C11 is a larger one of the C1 and the C2, and C22 is a larger one of the C3 and the C4, wherein 0≤C11<C22.

18. The display panel of claim 17, wherein C3=C4 and C3>C1, or wherein C3>C2.

19. The display panel of claim 1, wherein the first source and the first drain are located on a same layer, and the second source, the second drain and the second gate are located on a same layer, and wherein the second gate is located on a side of the second active layer facing away from the base substrate.
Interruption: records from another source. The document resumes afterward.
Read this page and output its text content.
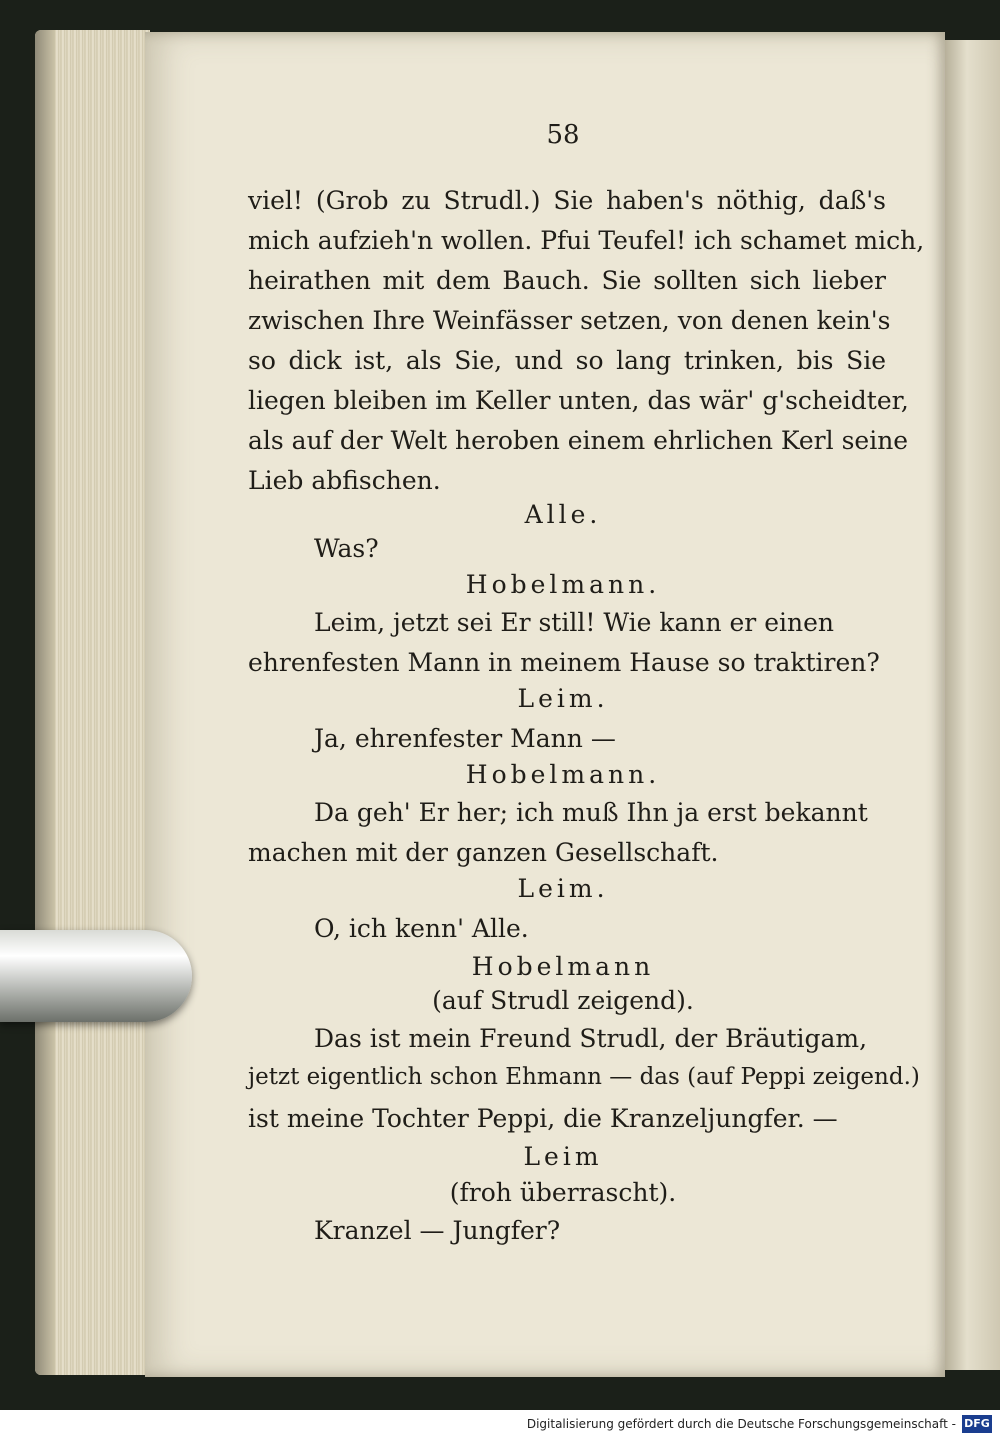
58
viel! (Grob zu Strudl.) Sie haben's nöthig, daß's
mich aufzieh'n wollen. Pfui Teufel! ich schamet mich,
heirathen mit dem Bauch. Sie sollten sich lieber
zwischen Ihre Weinfässer setzen, von denen kein's
so dick ist, als Sie, und so lang trinken, bis Sie
liegen bleiben im Keller unten, das wär' g'scheidter,
als auf der Welt heroben einem ehrlichen Kerl seine
Lieb abfischen.
Alle.
Was?
Hobelmann.
Leim, jetzt sei Er still! Wie kann er einen
ehrenfesten Mann in meinem Hause so traktiren?
Leim.
Ja, ehrenfester Mann —
Hobelmann.
Da geh' Er her; ich muß Ihn ja erst bekannt
machen mit der ganzen Gesellschaft.
Leim.
O, ich kenn' Alle.
Hobelmann
(auf Strudl zeigend).
Das ist mein Freund Strudl, der Bräutigam,
jetzt eigentlich schon Ehmann — das (auf Peppi zeigend.)
ist meine Tochter Peppi, die Kranzeljungfer. —
Leim
(froh überrascht).
Kranzel — Jungfer?
Digitalisierung gefördert durch die Deutsche Forschungsgemeinschaft - DFG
20. A display device, comprising a display panel;

wherein the display panel comprises: a base substrate; a first transistor and a second transistor, wherein the first transistor and the second transistor are formed on the base substrate, wherein the first transistor comprises a first active layer containing a silicon, a first gate, a first source, and a first drain; the second transistor comprises a second active layer containing an oxide semiconductor, a second gate, a second source, and a second drain, and the second active layer is located on a side of the first active layer facing away from the base substrate; and a conductive layer, wherein the conductive layer comprises a first conductive layer and a second conductive layer, wherein the first conductive layer and the second conductive layer are located on the second active layer, the second source is electrically connected to the first conductive layer, and the second drain is electrically connected to the second conductive layer; wherein the second active layer comprises a channel region and a non-channel region, the second gate and the channel region of the second active layer are overlapped with each other, the first conductive layer and the second conductive layer are disposed in the non-channel region of the second active layer, and

wherein on a plane parallel to a surface of the base substrate, a first gap is provided between the first conductive layer and the second gate, a second gap is provided between the second conductive layer and the second gate, a width of the first gap is W1, and a width of the second gap is W2, W1>0, and W2>0.